While at first my immediate friends and family did not react in the way I hoped, the key here is education – I armed myself with knowledge and gently talked them through the ins and outs of having a mental illness. One vital skill I learnt was to be confident in myself when talking to other people, explain to them that it is really no different to having any kind of visible illness.
I often use the diabetes comparison when explaining medication to people – you wouldn’t (sensibly) question someone with type 1 diabetes using insulin, and my use of medication is exactly the same – necessary and important.
The only way that mental health stigma is going to continue being defeated is if people fight it – hence I’m a huge advocate of positive mental health research. I’ve taken to social media, started a blog, and attend local events in order to try and raise awareness – I’ve even overcome my fear of public speaking to give a couple of speeches! By attending events I’ve also increased my support network, and have gained people I can turn to in a crisis, or even just call for a cup of tea.
Know When To Walk Away
Of course, there is one ultimately powerful thing I’ve done to cope with mental health stigma, although I only employ this method when all other options have been exhausted.
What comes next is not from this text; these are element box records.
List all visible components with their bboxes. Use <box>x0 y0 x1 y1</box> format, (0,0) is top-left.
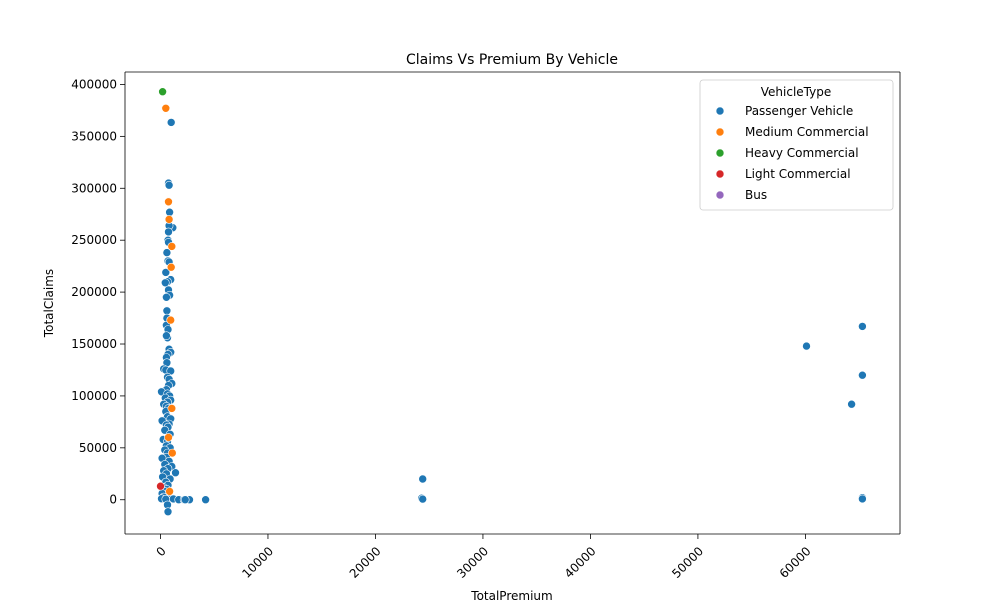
data-point <box>167 242 177 251</box>
data-point <box>164 197 173 207</box>
x-tick-label: 60000 <box>777 544 814 581</box>
y-tick-label: 150000 <box>71 337 117 351</box>
y-tick-label: 100000 <box>71 389 117 403</box>
data-point <box>802 341 811 351</box>
legend-title: VehicleType <box>761 85 831 99</box>
legend-marker <box>715 127 725 137</box>
y-ticks: 0 50000 100000 150000 200000 250000 300000 3500… <box>71 77 125 507</box>
legend-marker <box>715 148 725 158</box>
data-point <box>162 306 172 316</box>
data-point <box>165 487 174 496</box>
legend-items: Passenger Vehicle Medium Commercial Heavy … <box>715 104 869 202</box>
legend-marker <box>715 169 725 179</box>
data-point <box>164 227 173 237</box>
data-point <box>158 87 167 96</box>
y-tick-label: 50000 <box>79 441 117 455</box>
data-point <box>162 248 172 257</box>
legend-label: Bus <box>745 188 767 202</box>
legend-label: Heavy Commercial <box>745 146 859 160</box>
data-point <box>166 315 175 325</box>
data-point <box>161 278 170 288</box>
data-point <box>167 404 177 413</box>
data-point <box>162 292 171 302</box>
y-axis-title: TotalClaims <box>42 269 56 338</box>
data-point <box>156 481 165 491</box>
x-axis-title: TotalPremium <box>470 589 552 600</box>
data-point <box>161 268 171 277</box>
y-tick-label: 200000 <box>71 285 117 299</box>
data-point <box>166 118 176 127</box>
points-layer <box>156 87 867 517</box>
x-tick-label: 10000 <box>239 544 276 581</box>
y-tick-label: 350000 <box>71 129 117 143</box>
y-tick-label: 250000 <box>71 233 117 247</box>
data-point <box>847 399 856 409</box>
y-tick-label: 300000 <box>71 181 117 195</box>
chart-title: Claims Vs Premium By Vehicle <box>406 52 618 68</box>
x-tick-label: 20000 <box>347 544 384 581</box>
data-point <box>858 494 867 504</box>
legend-marker <box>715 190 725 200</box>
x-tick-label: 40000 <box>562 544 599 581</box>
data-point <box>201 495 210 505</box>
data-point <box>180 495 190 505</box>
data-point <box>161 104 171 113</box>
x-tick-label: 50000 <box>669 544 706 581</box>
legend-label: Passenger Vehicle <box>745 104 853 118</box>
data-point <box>166 262 176 272</box>
legend-frame <box>699 79 894 211</box>
data-point <box>164 180 174 190</box>
legend-label: Light Commercial <box>745 167 851 181</box>
legend-label: Medium Commercial <box>745 125 869 139</box>
data-point <box>164 215 174 224</box>
y-tick-label: 0 <box>109 493 117 507</box>
data-point <box>858 370 867 380</box>
data-point <box>168 448 177 458</box>
data-point <box>165 207 174 217</box>
data-point <box>162 331 171 341</box>
x-tick-label: 30000 <box>454 544 491 581</box>
data-point <box>163 507 173 517</box>
x-ticks: 0 10000 20000 30000 40000 50000 60000 <box>153 534 814 581</box>
legend: VehicleType Passenger Vehicle Medium Comm… <box>699 79 894 211</box>
y-tick-label: 400000 <box>71 77 117 91</box>
data-point <box>858 322 867 331</box>
data-point <box>418 494 428 504</box>
legend-marker <box>715 106 725 116</box>
data-point <box>164 433 173 442</box>
data-point <box>171 468 180 478</box>
axes <box>124 71 901 535</box>
x-tick-label: 0 <box>153 544 168 559</box>
data-point <box>418 474 428 484</box>
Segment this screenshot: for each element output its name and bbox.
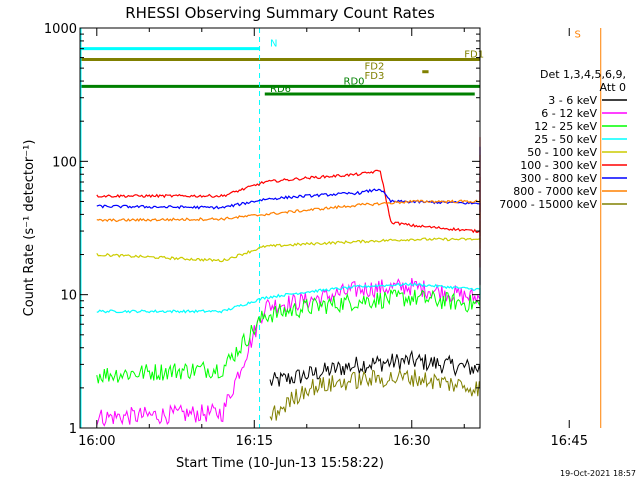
y-tick-label: 10: [60, 289, 77, 304]
plot-frame: [79, 27, 481, 429]
legend-label-6-12-kev: 6 - 12 keV: [541, 107, 597, 120]
legend-label-50-100-kev: 50 - 100 keV: [527, 146, 597, 159]
flag-label-n: N: [270, 39, 277, 50]
legend-label-7000-15000-kev: 7000 - 15000 keV: [499, 198, 597, 211]
flag-label-s: S: [574, 29, 580, 40]
y-tick-label: 100: [52, 155, 77, 170]
flag-label-fd3: FD3: [365, 71, 385, 82]
flag-label-fd1: FD1: [464, 50, 484, 61]
y-tick-label: 1: [69, 422, 77, 437]
x-tick-label: 16:15: [236, 434, 273, 449]
legend-header-line-1: Det 1,3,4,5,6,9,: [540, 68, 626, 81]
flag-label-rd0: RD0: [344, 76, 365, 87]
chart-title: RHESSI Observing Summary Count Rates: [125, 4, 435, 22]
footer-timestamp: 19-Oct-2021 18:57: [560, 469, 636, 478]
x-tick-label: 16:45: [551, 434, 588, 449]
legend-header-line-2: Att 0: [600, 81, 626, 94]
y-axis-label: Count Rate (s⁻¹ detector⁻¹): [22, 140, 37, 317]
flag-label-rd6: RD6: [270, 84, 291, 95]
legend-label-800-7000-kev: 800 - 7000 keV: [513, 185, 597, 198]
legend-label-300-800-kev: 300 - 800 keV: [520, 172, 597, 185]
x-tick-label: 16:30: [393, 434, 430, 449]
flag-label-fd2: FD2: [365, 62, 385, 73]
y-axis-ticks: 1 10 100 1000: [44, 22, 480, 437]
y-tick-label: 1000: [44, 22, 77, 37]
vertical-markers: [80, 28, 602, 428]
x-tick-label: 16:00: [78, 434, 115, 449]
legend-label-3-6-kev: 3 - 6 keV: [548, 94, 597, 107]
x-axis-label: Start Time (10-Jun-13 15:58:22): [176, 456, 384, 471]
legend-label-12-25-kev: 12 - 25 keV: [534, 120, 597, 133]
legend-label-100-300-kev: 100 - 300 keV: [520, 159, 597, 172]
legend-label-25-50-kev: 25 - 50 keV: [534, 133, 597, 146]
If I am still being met with a brick wall of stubborn disbelief at the existence of mental health problems, and am only being subjected to rude comments, then I walk away.
If you take one thing away from this article, let it be this: don’t let someone get to you that much. Unfortunately, the world will never be perfect, and there will always be those who don’t believe that a medical illness can’t exist; that we really do need to "pull our socks up" and "get on with it," because after all it’s just a case of "mind over matter."
Happily though, I’ve very rarely had to go down that route, as most of the time people respond positively to calm explanations, a personal journey, and a smattering of science and facts.